How good are Chinese CPUs? Benchmarking the Loongson 3A6000

4 min read Original article ↗

I maintain a few widely used libraries that have optimized code paths based on the specific processor being used. We started supporting Loongson processors in recent years, but I did not have access to a Loongson processor until now. To my knowledge, they are not widely distributed in North America. This made it difficult for me to do any performance tuning. Thankfully, kind people from the Loongson Hobbyists’ Community helped me acquire a small computer with a Loongson processors.

My understanding is that Loongson processors serve to reduce the dependence of China on architectures like x64 and ARM. They use their own proprietary architecture called LoongArch. These processors have two generations of SIMD (single instruction, multiple data) vector extensions designed for parallel processing : LSX and LASX. LSX (Loongson SIMD Extension) provides 128-bit wide vector registers and instructions roughly comparable to ARM NEON or early x64 SSE extensions. LASX (Loongson Advanced SIMD Extension), first appearing in the Loongson 3A5000 (2021), is the 256-bit successor that is somewhat comparable with x64 AVX/AVX2 present in most x64 (Intel and AMD) processors.

The LoongArch architecture is not yet universally supported. You can run most of Linux (Debian), but Visual Studio Code cannot ssh into a LoongArch system although there is community support in VSCodium. However, recent versions of the GCC and LLVM compilers support LoongArch.

My Loongson-3A6000 processor supports both LASX and LSX. However, I do not know how to do runtime dispatching under LoongArch: check whether LASX is supported as the program is running and switching on LASX support dynamically. I can force the compiler to use LASX (by compiling with -march=native) but my early experiments show that LASX routines are no faster than LSX routines… possibly a sign of poor optimization on our part.

I decided to run some tests to see how this Chinese processor compares with a relatively recent Intel processor (Ice Lake). The comparison is not meant to be fair.

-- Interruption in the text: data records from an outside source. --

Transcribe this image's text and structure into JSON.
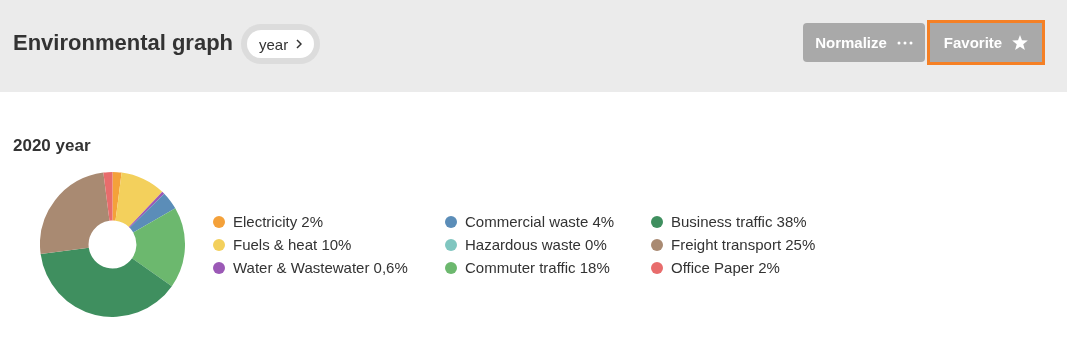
{
  "chart_data": {
    "type": "donut",
    "title": "Environmental graph",
    "subtitle": "2020 year",
    "annotations": [
      "year",
      "Normalize",
      "Favorite"
    ],
    "categories": [
      "Electricity",
      "Fuels & heat",
      "Water & Wastewater",
      "Commercial waste",
      "Hazardous waste",
      "Commuter traffic",
      "Business traffic",
      "Freight transport",
      "Office Paper"
    ],
    "values": [
      2,
      10,
      0.6,
      4,
      0,
      18,
      38,
      25,
      2
    ],
    "value_labels": [
      "2%",
      "10%",
      "0,6%",
      "4%",
      "0%",
      "18%",
      "38%",
      "25%",
      "2%"
    ],
    "colors": [
      "#f4a13a",
      "#f3d05c",
      "#9b59b6",
      "#5b8db8",
      "#80c6c0",
      "#6cb86e",
      "#3f8f5f",
      "#a98a72",
      "#e86c6c"
    ],
    "legend": "right"
  }
}
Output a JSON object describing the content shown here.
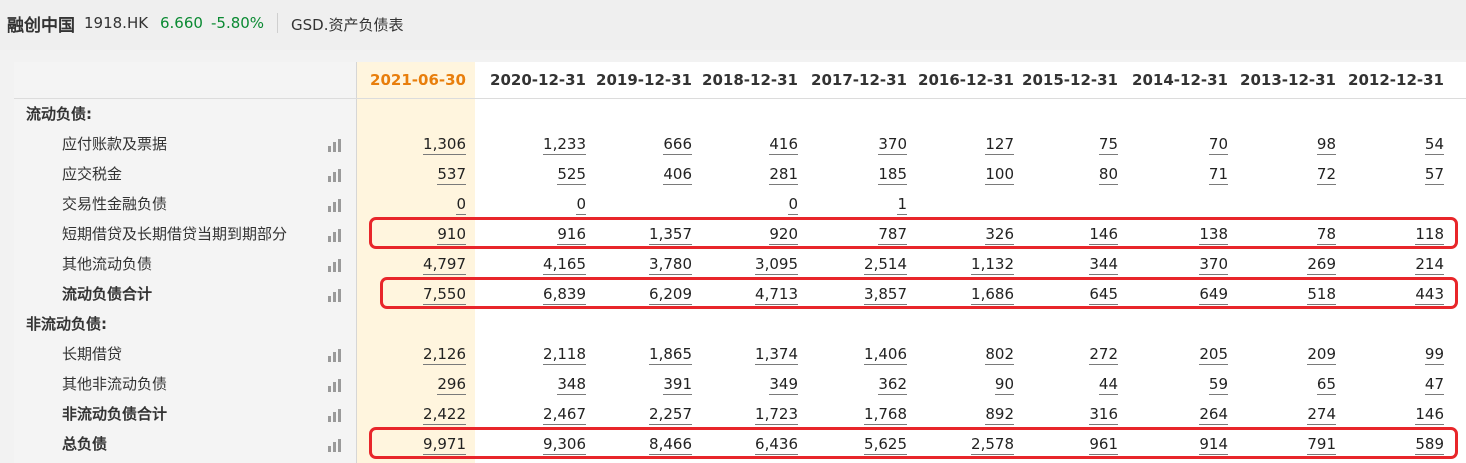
{
  "header": {
    "company": "融创中国",
    "code": "1918.HK",
    "price": "6.660",
    "change": "-5.80%",
    "report": "GSD.资产负债表"
  },
  "colors": {
    "active_year": "#e87e0c",
    "price": "#0a8a32",
    "highlight_box": "#e8262a"
  },
  "icons": {
    "chart_icon": "bar-chart-icon"
  },
  "years": [
    "2021-06-30",
    "2020-12-31",
    "2019-12-31",
    "2018-12-31",
    "2017-12-31",
    "2016-12-31",
    "2015-12-31",
    "2014-12-31",
    "2013-12-31",
    "2012-12-31"
  ],
  "rows": [
    {
      "label": "流动负债:",
      "type": "section",
      "values": [
        "",
        "",
        "",
        "",
        "",
        "",
        "",
        "",
        "",
        ""
      ]
    },
    {
      "label": "应付账款及票据",
      "type": "item",
      "values": [
        "1,306",
        "1,233",
        "666",
        "416",
        "370",
        "127",
        "75",
        "70",
        "98",
        "54"
      ]
    },
    {
      "label": "应交税金",
      "type": "item",
      "values": [
        "537",
        "525",
        "406",
        "281",
        "185",
        "100",
        "80",
        "71",
        "72",
        "57"
      ]
    },
    {
      "label": "交易性金融负债",
      "type": "item",
      "values": [
        "0",
        "0",
        "",
        "0",
        "1",
        "",
        "",
        "",
        "",
        ""
      ]
    },
    {
      "label": "短期借贷及长期借贷当期到期部分",
      "type": "item",
      "highlight": true,
      "values": [
        "910",
        "916",
        "1,357",
        "920",
        "787",
        "326",
        "146",
        "138",
        "78",
        "118"
      ]
    },
    {
      "label": "其他流动负债",
      "type": "item",
      "values": [
        "4,797",
        "4,165",
        "3,780",
        "3,095",
        "2,514",
        "1,132",
        "344",
        "370",
        "269",
        "214"
      ]
    },
    {
      "label": "流动负债合计",
      "type": "total",
      "highlight": true,
      "values": [
        "7,550",
        "6,839",
        "6,209",
        "4,713",
        "3,857",
        "1,686",
        "645",
        "649",
        "518",
        "443"
      ]
    },
    {
      "label": "非流动负债:",
      "type": "section",
      "values": [
        "",
        "",
        "",
        "",
        "",
        "",
        "",
        "",
        "",
        ""
      ]
    },
    {
      "label": "长期借贷",
      "type": "item",
      "values": [
        "2,126",
        "2,118",
        "1,865",
        "1,374",
        "1,406",
        "802",
        "272",
        "205",
        "209",
        "99"
      ]
    },
    {
      "label": "其他非流动负债",
      "type": "item",
      "values": [
        "296",
        "348",
        "391",
        "349",
        "362",
        "90",
        "44",
        "59",
        "65",
        "47"
      ]
    },
    {
      "label": "非流动负债合计",
      "type": "total",
      "values": [
        "2,422",
        "2,467",
        "2,257",
        "1,723",
        "1,768",
        "892",
        "316",
        "264",
        "274",
        "146"
      ]
    },
    {
      "label": "总负债",
      "type": "total",
      "highlight": true,
      "values": [
        "9,971",
        "9,306",
        "8,466",
        "6,436",
        "5,625",
        "2,578",
        "961",
        "914",
        "791",
        "589"
      ]
    }
  ]
}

The Ice Lake processor is somewhat older but it is an expensive server-class processor. Further, the code that I am using is likely to have been tuned for x64 processors much more than for Loongson processors. I am also not trying to be exhaustive: I just want a broad idea.

Let us first consider number parsing. My test is reproducible.

git clone https://github.com/lemire/simple_fastfloat_benchmark.git
cd simple_fastfloat_benchmark
cmake -B build 
cmake --build build
./build/benchmarks/benchmark # use sudo for perf counters

This will parse random numbers. I focus on the fast_float results. I use GCC 15 in both instances.

processor instructions/float ins/cycle GHz
Loongson-3A6000  377 4.92 2.50
Xeon Gold 6338 295 5.07 3.19

So the Loongson-3A6000 retires about as many instructions per cycle as the Intel processor. However, it requires more instructions and its clock frequency is lower. So the Intel processor wins this round.

What if we replace the fast_float function by abseil’s number parse (from Google). I get that both processors are entirely comparable, except for the clock frequency.

processor instructions/float ins/cycle GHz
Loongson-3A6000 562 4.42 2.50
Xeon Gold 6338 571 5.08 3.19

Intel still wins due to the higher frequency, but by a narrower margin.

I wanted to test the Loongson processor on SIMD intensive tasks. So I used the simdutf library to do some string transcoding.

git clone https://github.com/simdutf/simdutf/git
cd simdutf
cmake -B build -D SIMDUTF_BENCHMARKS=ON
cmake --build build --target benchmark
./build/benchmarks/benchmark -P utf8_to_utf16le -F README.md 
# use sudo for perf counters

My results are as follows, depending on which instructions are used. The Intel processor has three options (128-bit with SSSE3, 256-bit with AVX2 and 512-bit with AVX-512) while the Loongson processor has two options (128-bit with LSX and 256-bit with LASX).

processor ins/byte ins/cycle GHz
Loongson-3A6000 (LSX)  0.562 2.633 2.50
Loongson-3A6000 (LASX)  0.390 1.549 2.50
Xeon Gold 6338 (SSSE3) 0.617 5.07 3.236
Xeon Gold 6338 (AVX2) 0.364 2.625 3.19
Xeon Gold 6338 (AVX-512) 0.271 1.657 3.127

Roughly speaking, the Loongson transcodes a simple ASCII file (the README.md file) at 10 GB/s whereas the Intel processor does it slightly faster than 20 GB/s.

Overall, I find these results quite good for the Loongson processor.

The folks at Chips and Cheese have a more extensive review. They put the Chinese processor somewhere between the first AMD Zen processors and the AMD Zen 2 processors on a per core basis. The AMD Zen 2 processors power current gaming consoles such as the PlayStation 5. Chips and Cheese concluded “Engineers at Loongson have a lot to be proud of”: I agree.